Не представляю себе рассказа, в котором мы оба доживаем до старости в обычном ее варианте, и много-много лет спустя (столько лет спустя, что и не дожить, не докарабкаться ни при каких чудесах медицины и самоограничениях) я прихожу сюда стариком, дверь мне открывает старушка Нина, — мы оба ахаем, и она, как в некие прощающие всё и всех времена, говорит: Игорь, мы никто и ничто, мы ничего не выразители, мы просто люди, мы обычные люди, и мы обычно доживаем свою жизнь, старики в автобусах бывают сварливы и невыносимы, но мы терпимы, мы, допустим, хорошие старики, садись к столу, продолжает Нина, мол, замечательно, что ты пришел, ты и я — мы же просто люди, и это так неожиданно хорошо, так чудесно. Как твои ноги, а как почки, спросит она, а я заговорю о ее, допустим, гастритном желудке и иногда ноющих суставах, сейчас она этих разговоров не выносит, на что она, улыбнувшись, заведет затем о погоде, сейчас я этого не выношу, да, да, потекут те самые, тихие и сумеречные разговоры, общение, когда все-таки детство пересилило и зрелую нашу жизнь, и героическую юность, и все прочее, пересилило и на витке совместилось со старостью, совпало, сомкнулось, сближая самых разных людей — и друг с другом, и с надвигающейся вечностью, хотя уже сейчас, кажется, готов я к расслабленному разговору двух стариков, мне только научиться о погоде — в сущности, не так много, но вот она-то не готова.
Не могло быть и такого рассказа, что она вышла замуж и что однажды я позвонил в дверь, а там, за порогом, их двое: Нинель Николаевна, а за ней или с ней рядом маячит некто седоволосый, и видно, что он уж здесь законный и свой.
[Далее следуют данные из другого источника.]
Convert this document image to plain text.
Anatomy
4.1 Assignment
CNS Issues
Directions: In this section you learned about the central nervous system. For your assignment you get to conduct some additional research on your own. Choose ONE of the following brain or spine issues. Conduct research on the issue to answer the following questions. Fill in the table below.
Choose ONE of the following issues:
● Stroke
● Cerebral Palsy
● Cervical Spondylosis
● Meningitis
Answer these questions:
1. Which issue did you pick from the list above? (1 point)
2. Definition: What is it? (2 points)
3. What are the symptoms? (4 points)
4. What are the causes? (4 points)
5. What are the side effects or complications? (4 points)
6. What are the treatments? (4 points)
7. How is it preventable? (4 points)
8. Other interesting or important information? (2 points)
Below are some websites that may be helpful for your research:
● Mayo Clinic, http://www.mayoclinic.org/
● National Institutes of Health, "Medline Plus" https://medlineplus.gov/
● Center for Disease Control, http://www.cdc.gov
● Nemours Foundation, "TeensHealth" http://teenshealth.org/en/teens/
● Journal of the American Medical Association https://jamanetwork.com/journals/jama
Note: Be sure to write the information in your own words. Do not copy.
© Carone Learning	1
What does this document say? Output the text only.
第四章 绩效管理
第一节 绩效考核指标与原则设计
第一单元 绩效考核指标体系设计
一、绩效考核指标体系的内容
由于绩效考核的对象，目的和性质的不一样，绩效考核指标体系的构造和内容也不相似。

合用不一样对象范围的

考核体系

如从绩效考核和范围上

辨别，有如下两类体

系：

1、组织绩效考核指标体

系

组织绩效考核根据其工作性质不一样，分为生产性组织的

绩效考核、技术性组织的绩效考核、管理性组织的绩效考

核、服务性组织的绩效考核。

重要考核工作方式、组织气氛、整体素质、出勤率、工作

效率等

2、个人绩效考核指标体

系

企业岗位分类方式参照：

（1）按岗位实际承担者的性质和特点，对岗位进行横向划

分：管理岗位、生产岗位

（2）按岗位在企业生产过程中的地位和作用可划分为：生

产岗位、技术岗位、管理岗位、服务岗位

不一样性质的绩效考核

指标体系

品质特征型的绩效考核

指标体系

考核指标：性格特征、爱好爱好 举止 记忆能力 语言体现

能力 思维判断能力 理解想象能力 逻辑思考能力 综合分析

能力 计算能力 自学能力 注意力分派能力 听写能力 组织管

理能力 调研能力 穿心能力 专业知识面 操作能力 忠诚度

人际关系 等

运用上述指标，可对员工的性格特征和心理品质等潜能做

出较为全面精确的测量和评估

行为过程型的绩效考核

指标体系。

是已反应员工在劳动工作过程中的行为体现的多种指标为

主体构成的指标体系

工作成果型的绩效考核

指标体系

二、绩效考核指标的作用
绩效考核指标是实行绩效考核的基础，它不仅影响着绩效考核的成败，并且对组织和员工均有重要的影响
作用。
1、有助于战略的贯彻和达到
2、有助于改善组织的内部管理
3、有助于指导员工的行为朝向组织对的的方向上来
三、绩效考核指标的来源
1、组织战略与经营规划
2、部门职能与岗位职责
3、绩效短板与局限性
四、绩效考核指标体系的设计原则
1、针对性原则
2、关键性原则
И что приглашают войти, проводят в комнаты, и что седоволосый мужчина, знакомясь, без особой охоты жмет мне руку, подозревая, хотя бы и вяло, хотя бы и с ленцой, что на этой самой тахте я когда-то пробовал заночевать, ох уж эти старые друзья, а все же я прохожу, сажусь за стол, и втроем мы тонко заплетаем наш разговор, веселеем, и седоволосый мужчина сам помалу вплетается, нельзя же быть невежливым, и нехорошо быть букой, и мы говорим, слово за слово добрея и подливая друг другу кофе, а то и винца.
Юмор бы тоже не выручил; в том смысле, что седоволосый ее мужчина оказался бы вовсе не интеллектуалом и не утонченным театралом, а, скажем, седым озорным мужиком (с юморком под простоту), так что, даже отчасти ревнуя, простил бы мне предполагаемый здесь хоть однажды ночлег: мол, конечно, не сладко, а все-таки этот Игорь Петрович — мужик свой, нормальный и из нашего, кажется, района.
— ... Я для тех ее старых знакомых, кто из нашего района, скидку делаю, ха-ха-ха-ха-ха. Люблю свой район. И живу здесь совсем неподалеку — отсюда, между прочим, видно мое окно, а Нину я так и увидел впервые, когда курил: люблю покурить на балконе...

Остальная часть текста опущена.